= Robert E. Streeter =

American academic

Robert Eugene Streeter (1916 – June 22, 2002) was an American academic. Throughout most of his academic career, he administered the University of Chicago.

Streeter was born in 1916 in Williamsport, Pennsylvania. He earned a bachelor's degree in English from Bucknell University in 1938, while he had a summer job as a sportswriter. He also earned a master's degree in 1940 and a doctorate in 1943, both from Northwestern University.

Declared ineligible to serve in World War II, Streeter instead began his teaching career at Bucknell University and Seoul National University in South Korea in 1946. The next year, he started teaching at the University of Chicago as an assistant professor of English literature. He became an associate professor in 1953 and then a professor in 1958, both of which specialized in American literature and culture.

Streeter also became a Dean of the College in 1954. At the time, after Robert Maynard Hutchins left the University of Chicago three years prior, a college named after Hutchins was already dismantled. Streeter helped his colleagues form a consensus to build a newer curriculum for students. He became a dean of the humanities division in 1963 and was then re-appointed in 1968. He retired from the University at the age of 70 in 1986. He later became a visiting professor at Colorado College and a visiting scholar of Phi Beta Kappa society.

Streeter earned an honorary degree of Doctor of Humane Letters in 1960 from and was given an Alumni Association Award in 1995 by the Bucknell University.
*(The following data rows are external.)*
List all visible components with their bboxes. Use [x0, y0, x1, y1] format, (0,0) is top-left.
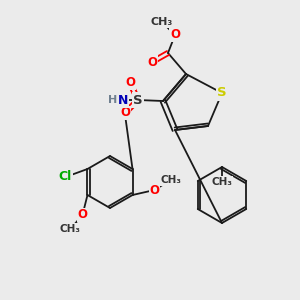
- Text: CH₃: CH₃: [60, 224, 81, 234]
- Text: S: S: [133, 94, 143, 106]
- Text: O: O: [125, 76, 135, 89]
- Text: O: O: [77, 208, 88, 221]
- Text: O: O: [170, 28, 180, 41]
- Text: H: H: [108, 95, 118, 105]
- Text: O: O: [147, 56, 157, 68]
- Text: CH₃: CH₃: [212, 177, 233, 187]
- Text: CH₃: CH₃: [160, 175, 181, 185]
- Text: O: O: [120, 106, 130, 119]
- Text: S: S: [217, 86, 227, 100]
- Text: N: N: [118, 94, 128, 106]
- Text: Cl: Cl: [59, 170, 72, 184]
- Text: CH₃: CH₃: [151, 17, 173, 27]
- Text: O: O: [149, 184, 160, 196]
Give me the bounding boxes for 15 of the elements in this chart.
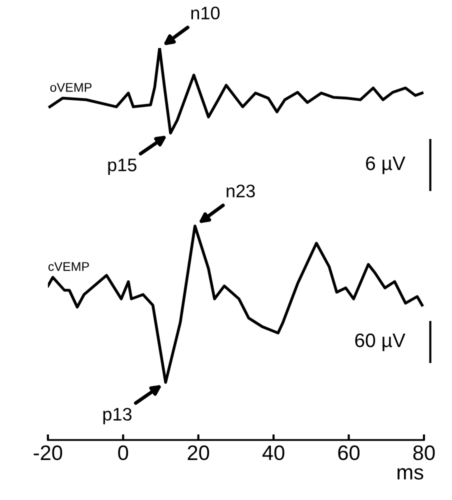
series-label: cVEMP: [48, 262, 89, 271]
annotation: 60 µV: [355, 333, 406, 352]
x-tick-label: 40: [262, 445, 284, 460]
x-axis-title: ms: [398, 468, 424, 480]
x-tick-label: -20: [34, 445, 62, 460]
x-tick-label: 80: [413, 445, 435, 460]
x-tick-label: 20: [188, 445, 210, 460]
x-tick-label: 0: [118, 445, 128, 460]
series-label: oVEMP: [50, 83, 92, 92]
annotation: n23: [226, 184, 255, 198]
x-tick-label: 60: [338, 445, 360, 460]
annotation: p13: [103, 408, 132, 424]
annotation: 6 µV: [366, 156, 406, 174]
annotation: n10: [191, 6, 220, 20]
annotation: p15: [108, 158, 136, 175]
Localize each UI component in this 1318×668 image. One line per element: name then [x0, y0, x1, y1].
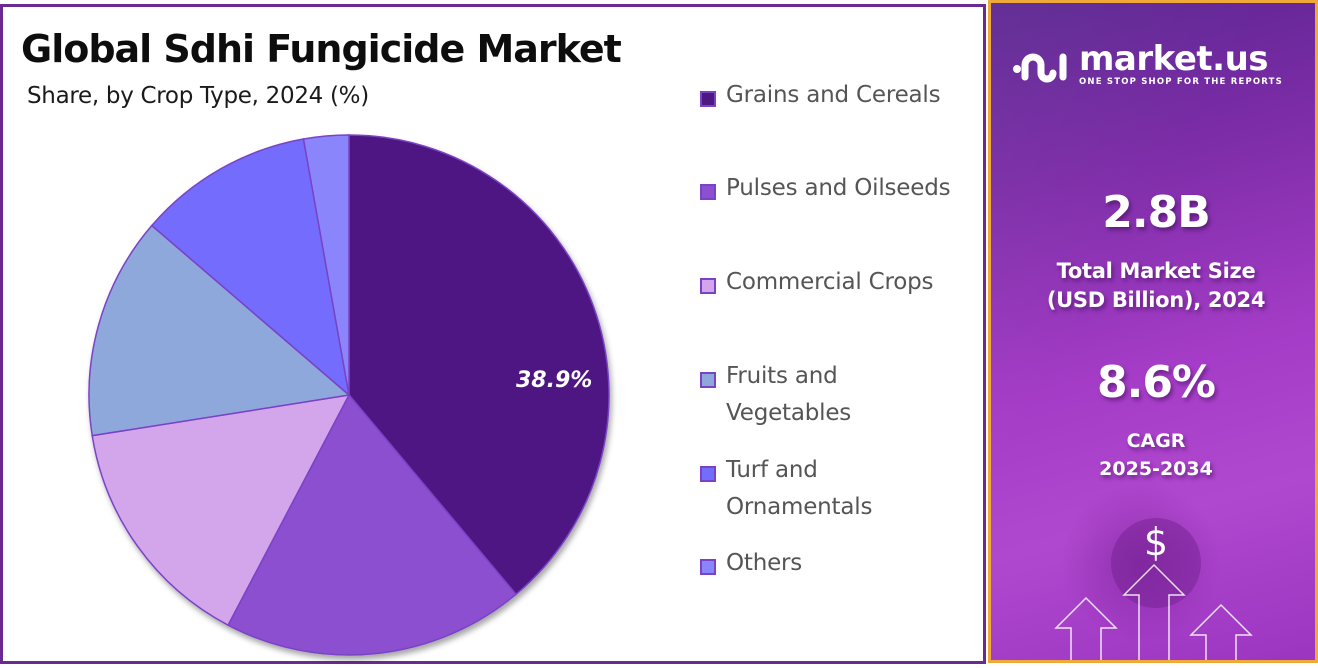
slice-label-grains-and-cereals: 38.9% — [516, 368, 593, 393]
growth-arrows-icon: $ — [1054, 518, 1253, 660]
cagr-period: 2025-2034 — [1099, 458, 1213, 480]
legend-swatch-icon — [700, 91, 716, 107]
legend-swatch-icon — [700, 559, 716, 575]
market-size-value: 2.8B — [1102, 187, 1210, 238]
legend-item-fruits-and-vegetables: Fruits and Vegetables — [700, 363, 990, 432]
legend-item-pulses-and-oilseeds: Pulses and Oilseeds — [700, 175, 990, 207]
legend-label-line: Turf and — [726, 457, 818, 483]
pie-slice-commercial-crops — [91, 394, 351, 627]
market-size-label-line2: (USD Billion), 2024 — [1046, 288, 1266, 312]
pie-slice-pulses-and-oilseeds — [227, 393, 518, 656]
legend-label: Fruits and Vegetables — [726, 358, 851, 432]
market-size-label-line1: Total Market Size — [1056, 259, 1256, 283]
pie-chart-graphic — [88, 134, 610, 656]
cagr-value: 8.6% — [1096, 357, 1216, 408]
pie-slice-turf-and-ornamentals — [150, 138, 351, 397]
pie-slice-grains-and-cereals — [348, 134, 610, 596]
legend-label: Pulses and Oilseeds — [726, 175, 951, 201]
legend-label-line: Vegetables — [726, 400, 852, 426]
pie-slice-others — [302, 134, 350, 396]
legend-label-line: Fruits and — [726, 363, 838, 389]
pie-chart: 38.9% — [83, 125, 623, 665]
market-us-logo-icon — [1013, 53, 1067, 83]
background-image-overlay — [991, 3, 1315, 660]
legend-item-turf-and-ornamentals: Turf and Ornamentals — [700, 457, 990, 526]
legend-label: Grains and Cereals — [726, 82, 941, 108]
legend-label: Commercial Crops — [726, 269, 934, 295]
legend-swatch-icon — [700, 372, 716, 388]
legend-label-line: Ornamentals — [726, 494, 873, 520]
legend-swatch-icon — [700, 278, 716, 294]
legend-item-commercial-crops: Commercial Crops — [700, 269, 990, 301]
brand-tagline: ONE STOP SHOP FOR THE REPORTS — [1079, 77, 1283, 87]
chart-title: Global Sdhi Fungicide Market — [21, 27, 622, 71]
pie-slice-fruits-and-vegetables — [88, 224, 351, 437]
legend-label: Turf and Ornamentals — [726, 452, 872, 526]
market-summary-panel: market.us ONE STOP SHOP FOR THE REPORTS … — [988, 0, 1318, 663]
legend-label: Others — [726, 550, 803, 576]
legend-item-others: Others — [700, 550, 990, 582]
legend-swatch-icon — [700, 184, 716, 200]
chart-panel: Global Sdhi Fungicide Market Share, by C… — [0, 4, 986, 664]
cagr-label: CAGR — [1126, 430, 1186, 452]
legend-item-grains-and-cereals: Grains and Cereals — [700, 82, 990, 114]
chart-subtitle: Share, by Crop Type, 2024 (%) — [27, 83, 369, 109]
legend-swatch-icon — [700, 466, 716, 482]
dollar-icon: $ — [1144, 520, 1168, 564]
brand-logo: market.us ONE STOP SHOP FOR THE REPORTS — [1011, 39, 1283, 87]
brand-name: market.us — [1079, 39, 1269, 79]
Streeter married Ruth Parker in 1941. His wife Ruth was a Tennessee elementary school teacher and a Chicago volunteer of children's literary. In 1988, two years after retirement, the married couple moved to Lewisburg, Pennsylvania. She died in 1998. Together Robert and Ruth had two children. Their son Allyn is a contracting director for the federal government. Their daughter Frear Streeter Simors is an editor for LexisNexis. They also have four grandchildren.

Streeter died on June 22, 2002, at the age of 85 in Geisinger Medical Center in Danville, Pennsylvania, of post-surgery complications, according to his son Allyn.

== Selected works ==
As author
- Streeter, Robert E. (1977). "WASPs and Other Endangered Species"

As editor
- The Province of Prose. Edited by William R. Keast and Streeter. New York City: Harper & Brothers, 1956. Second edition: 1959.
- Bucknell: Now & Then: A Sesquicentennial Miscellany. Dallas, Texas: Taylor Publishing Company, 1995.